Saturday, March 18, 2006

B92 and the death of Milosevic

A thick blanket of snow fell on Belgrade on Monday, March 13, following the death of former President, Slobodan Milosevic two days earlier. When I arrived on the Sunday at lunchtime, people in Belgrade appeared to be going about life as normal. It was cold and wet with few venturing out on the street.

International TV crews gathered outside the parliament. Some delivered the news in tones that matched the atmosphere, others seemed more excited. What was clear was that talking to local journalists offered a far more accurate assessment of what was really happening than listening to some of the international anchors in front of the cameras.

Considering Milosevic used to draw crowds in their hundreds of thousands, it was interesting to see that only a few thousand turning out to lay flowers. Most were middle aged or older. All seemed genuinely distressed. The young appeared to want to move on. One young journalist friend of mine told me that he felt it was important people try to understand the grief of the old and poor Milosevic supporters in order to help the country achieve closure.

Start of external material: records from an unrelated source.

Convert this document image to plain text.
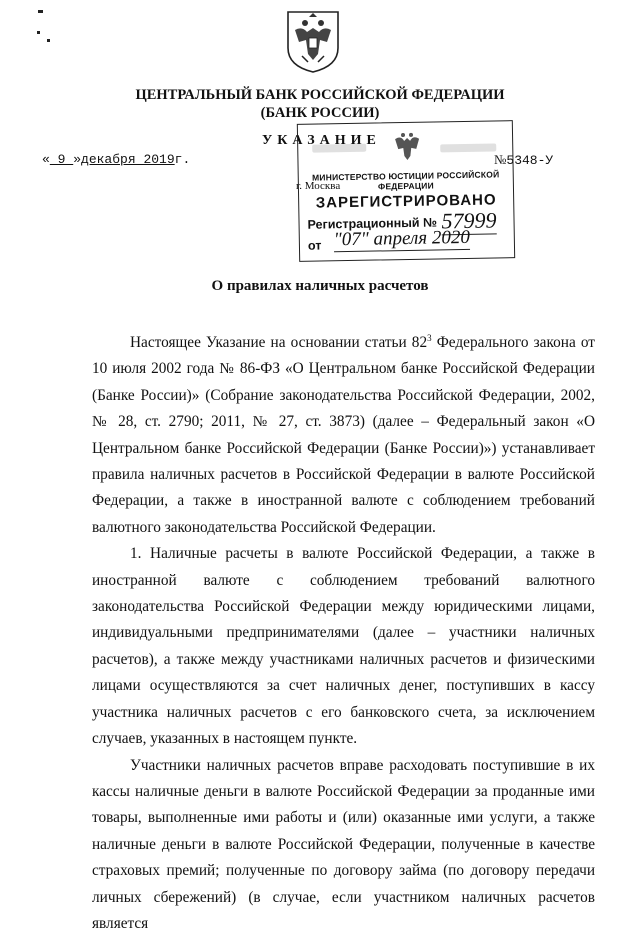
ЦЕНТРАЛЬНЫЙ БАНК РОССИЙСКОЙ ФЕДЕРАЦИИ
(БАНК РОССИИ)
УКАЗАНИЕ
« 9 »декабря 2019г.	№5348-У
г. Москва
МИНИСТЕРСТВО ЮСТИЦИИ РОССИЙСКОЙ ФЕДЕРАЦИИ
ЗАРЕГИСТРИРОВАНО
Регистрационный № 57999
от "07" апреля 2020
О правилах наличных расчетов

Настоящее Указание на основании статьи $82^3$ Федерального закона от 10 июля 2002 года № 86-ФЗ «О Центральном банке Российской Федерации (Банке России)» (Собрание законодательства Российской Федерации, 2002, № 28, ст. 2790; 2011, № 27, ст. 3873) (далее – Федеральный закон «О Центральном банке Российской Федерации (Банке России)») устанавливает правила наличных расчетов в Российской Федерации в валюте Российской Федерации, а также в иностранной валюте с соблюдением требований валютного законодательства Российской Федерации.

1. Наличные расчеты в валюте Российской Федерации, а также в иностранной валюте с соблюдением требований валютного законодательства Российской Федерации между юридическими лицами, индивидуальными предпринимателями (далее – участники наличных расчетов), а также между участниками наличных расчетов и физическими лицами осуществляются за счет наличных денег, поступивших в кассу участника наличных расчетов с его банковского счета, за исключением случаев, указанных в настоящем пункте.

Участники наличных расчетов вправе расходовать поступившие в их кассы наличные деньги в валюте Российской Федерации за проданные ими товары, выполненные ими работы и (или) оказанные ими услуги, а также наличные деньги в валюте Российской Федерации, полученные в качестве страховых премий; полученные по договору займа (по договору передачи личных сбережений) (в случае, если участником наличных расчетов является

B92 went into rolling news for eight hours on the Saturday. It was an excellent effort considering the resources available. There was also some sensitive balance with the announcement of the death of Milosevic coming on the third anniversary of the assassination of former Serbian Prime Minister, Zoran Djindjic. B92 had to cover both stories, and they did so with solid editorial professionalism.

On the day the body returned to Belgrade the B92 evening bulletin devoted half the programme to the event. A B92 crew came under verbal attack from Milosevic supporters during the making of one of the news packages, but nobody was seriously hurt.

I left Belgrade the eve of the funeral and return in eight days.